I just happen to be writing a series of articles covering such network attacks from a practical point-of-view. Here is the article on DHCP, ARP will follow.
DHCP and ARP are indeed two different attacks allowing the attacker to achieve a MITM within a subnet.
DHCP Spoofing is done by a rogue DHCP server on the network which
replies to DHCP requests from hosts(Attacker can run a DHCP starvation
attack on the legitimate DHCP server to stop it from handing away IP
addresses). The rogue server can spoof the gateway & DNS servers
therefor all DNS & Traffic going away from local subnet will start to
flow to the attacker. The attacker then forward the received traffic
accordingly so the hosts won’t notice any disruption in connectivity
and effectively pulling off a MITM attack.
This is right.
In ARP Poisoning, attacker send spoofed arp messages to the network
and arp cache of the switch will have wrong information so the switch
starts to send traffic to the attacker (which should originally go to
another host or default gateway)
The classical ARP attack doesn't target the switches but end-devices.
Each devices given an IP, need to obtain the corresponding MAC address to establish a communication. This is what the ARP is for.
The attack consists in forcing a device into resolving an IP as the attacker's MAC address instead of the legitimate one.
Nevertheless, there is also a less common attack targeting the switch, making it believe that a certain MAC address can be reached through the attacker's port instead of the legitimate one.
This attack is less convenient and reserved for situations where the previous one doesn't work (MAC address hardcoded in devices configuration for instance).
DHCPDISCOVER, DHCPOFFER, DHCPREQUEST & DHCPACK are broadcast messages
DHCPDISCOVER and DHCPREQUEST are indeed broadcasted, the two other usually aren't.

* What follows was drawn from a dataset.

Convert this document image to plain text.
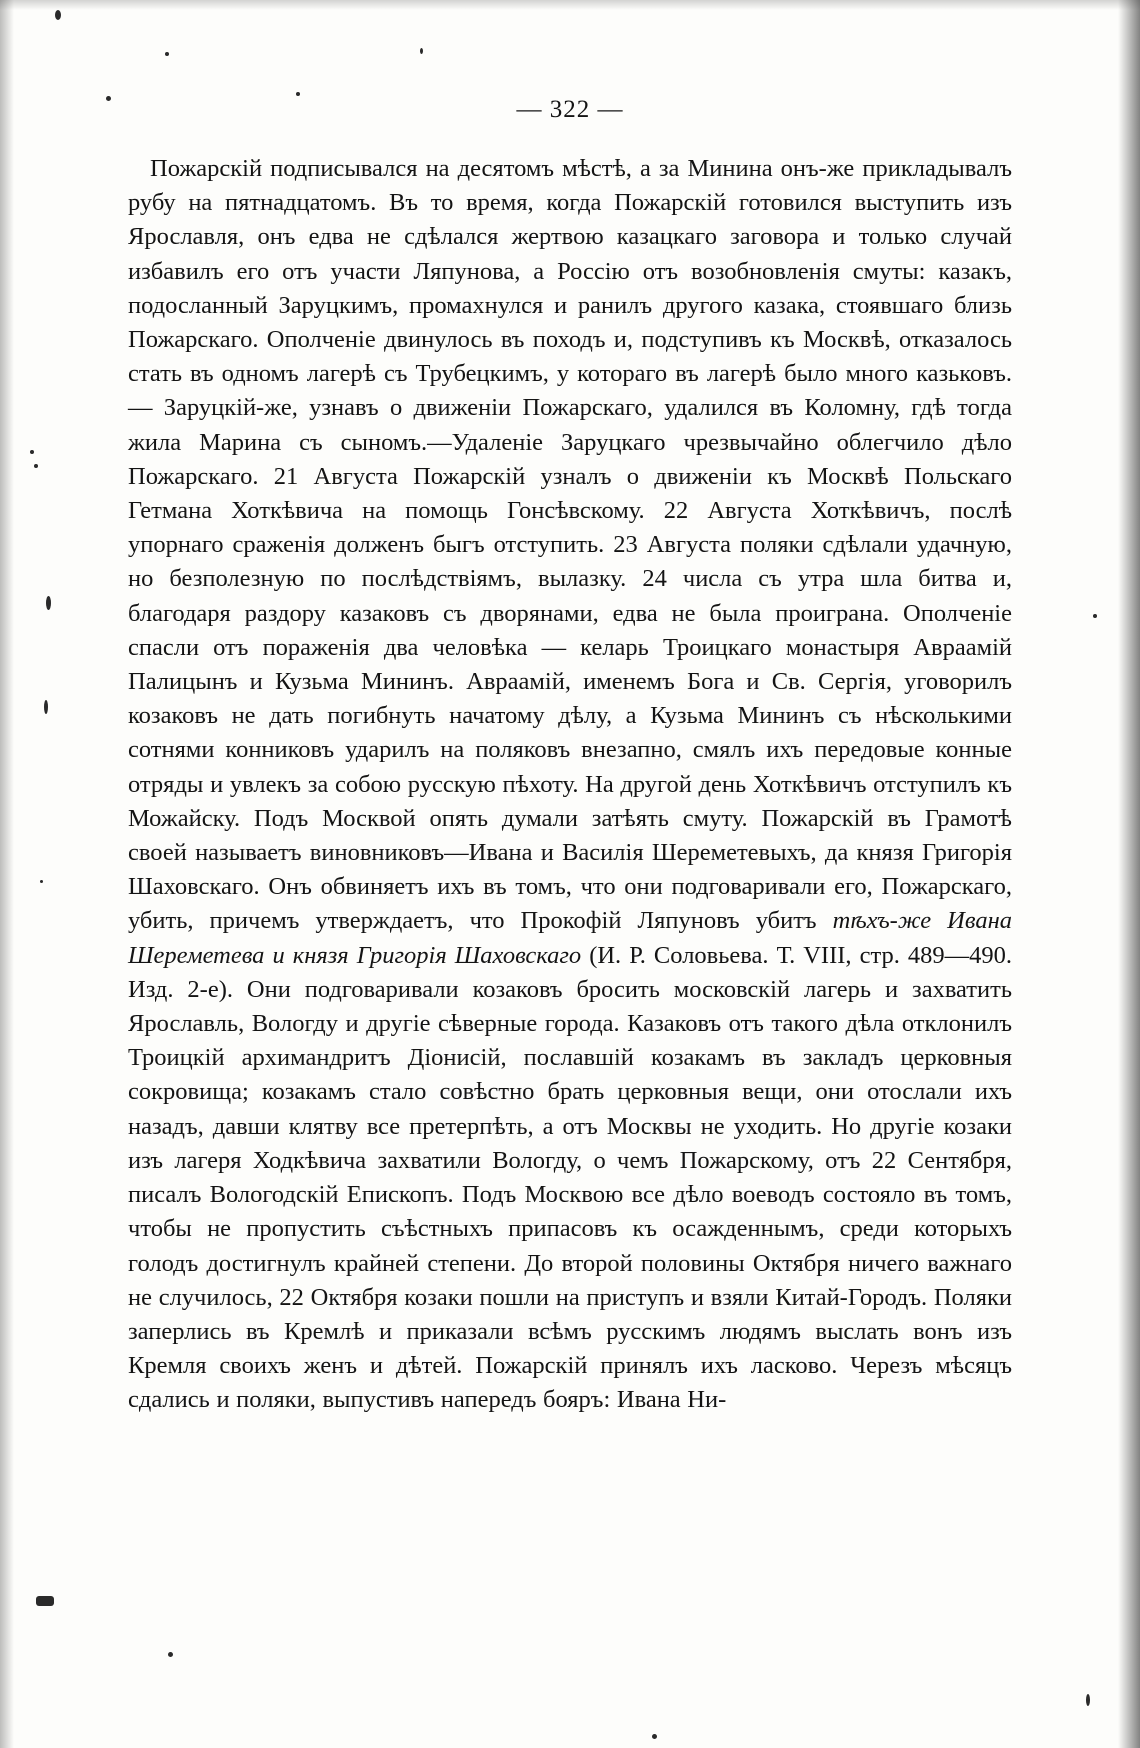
— 322 —

Пожарскій подписывался на десятомъ мѣстѣ, а за Минина онъ-же прикладывалъ рубу на пятнадцатомъ. Въ то время, когда Пожарскій готовился выступить изъ Ярославля, онъ едва не сдѣлался жертвою казацкаго заговора и только случай избавилъ его отъ участи Ляпунова, а Россію отъ возобновленія смуты: казакъ, подосланный Заруцкимъ, промахнулся и ранилъ другого казака, стоявшаго близь Пожарскаго. Ополченіе двинулось въ походъ и, подступивъ къ Москвѣ, отказалось стать въ одномъ лагерѣ съ Трубецкимъ, у котораго въ лагерѣ было много казьковъ. — Заруцкій-же, узнавъ о движеніи Пожарскаго, удалился въ Коломну, гдѣ тогда жила Марина съ сыномъ.—Удаленіе Заруцкаго чрезвычайно облегчило дѣло Пожарскаго. 21 Августа Пожарскій узналъ о движеніи къ Москвѣ Польскаго Гетмана Хоткѣвича на помощь Гонсѣвскому. 22 Августа Хоткѣвичъ, послѣ упорнаго сраженія долженъ быгъ отступить. 23 Августа поляки сдѣлали удачную, но безполезную по послѣдствіямъ, вылазку. 24 числа съ утра шла битва и, благодаря раздору казаковъ съ дворянами, едва не была проиграна. Ополченіе спасли отъ пораженія два человѣка — келарь Троицкаго монастыря Авраамій Палицынъ и Кузьма Мининъ. Авраамій, именемъ Бога и Св. Сергія, уговорилъ козаковъ не дать погибнуть начатому дѣлу, а Кузьма Мининъ съ нѣсколькими сотнями конниковъ ударилъ на поляковъ внезапно, смялъ ихъ передовые конные отряды и увлекъ за собою русскую пѣхоту. На другой день Хоткѣвичъ отступилъ къ Можайску. Подъ Москвой опять думали затѣять смуту. Пожарскій въ Грамотѣ своей называетъ виновниковъ—Ивана и Василія Шереметевыхъ, да князя Григорія Шаховскаго. Онъ обвиняетъ ихъ въ томъ, что они подговаривали его, Пожарскаго, убить, причемъ утверждаетъ, что Прокофій Ляпуновъ убитъ тѣхъ-же Ивана Шереметева и князя Григорія Шаховскаго (И. Р. Соловьева. Т. VIII, стр. 489—490. Изд. 2-е). Они подговаривали козаковъ бросить московскій лагерь и захватить Ярославль, Вологду и другіе сѣверные города. Казаковъ отъ такого дѣла отклонилъ Троицкій архимандритъ Діонисій, пославшій козакамъ въ закладъ церковныя сокровища; козакамъ стало совѣстно брать церковныя вещи, они отослали ихъ назадъ, давши клятву все претерпѣть, а отъ Москвы не уходить. Но другіе козаки изъ лагеря Ходкѣвича захватили Вологду, о чемъ Пожарскому, отъ 22 Сентября, писалъ Вологодскій Епископъ. Подъ Москвою все дѣло воеводъ состояло въ томъ, чтобы не пропустить съѣстныхъ припасовъ къ осажденнымъ, среди которыхъ голодъ достигнулъ крайней степени. До второй половины Октября ничего важнаго не случилось, 22 Октября козаки пошли на приступъ и взяли Китай-Городъ. Поляки заперлись въ Кремлѣ и приказали всѣмъ русскимъ людямъ выслать вонъ изъ Кремля своихъ женъ и дѣтей. Пожарскій принялъ ихъ ласково. Черезъ мѣсяцъ сдались и поляки, выпустивъ напередъ бояръ: Ивана Ни-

so typically all hosts in the local subnet will receive all this
messages anyway. Even if the attacker has already done some ARP
poisoning on the local subnet it won’t affect the process of DHCP.
It depends the degree of chaos the attacker has already spread in the network ;) , but fundamentally you're right: ARP is not related to DHCP here.
ARP is used for resolving Internet layer addresses into link layer
addresses.Since ahost does not have an IP address until DHCP process
is completed ARP attacks seems useless on DHCP
I think of two cases where ARP-based attacks may be a good complement to DHCP-based attacks:
DHCP client messages are usually only broadcasted during the initial network configuration, when a network device is brought up (or when the legitimate DHCP server doesn't reply... DOS?). When a device needs to renew a DHCP lease, the DHCP REQUEST message usually isn't broadcasted anymore but is only a unicast message sent to the DHCP server which initially offered the lease.
DHCP MITM attacks are therefore usually only possible during the boot process of a device or when a running device is joining to the network.
Using ARP would allow to impersonate the DHCP server and intercept the client's DHCP REQUEST message. This may be for instance a way to push a new default router IP to a device where the MAC address of the legitimate router has been hardcoded, but its IP hasn't.
More fun: the case of DHCP DOS attacks. Check the DHCPig tool, it is a DOS tool implementing a DHCP starvation attack: the attacker leases all available IP addresses from the DHCP server so that no new address will be available for the other devices.
The core of this attack is basic and only rely on DHCP messages, but DHCPig adds a few features I like, and which involve ARP messages:
Using an ARP scan, DHCPig detects the other currently running devices and their IP and then sends a DHCP RELEASE message to the DHCP server, therefore marking their IP as free so they can now be stolen by the attacker.
Once the DHCP server has been DOSed-out, DHCPig can broadcast ARP messages which will simulate an IP conflict for each IP address composing the subnet. For Unix-like systems, this won't do much, but when Windows systems detect such conflict they immediately drop their current IP address and request a new one to the DHCP server... which is unable to fulfill the request, leaving the Windows client unconfigured. In other words, the ARP packets allowed to kick the Windows devices out of the network.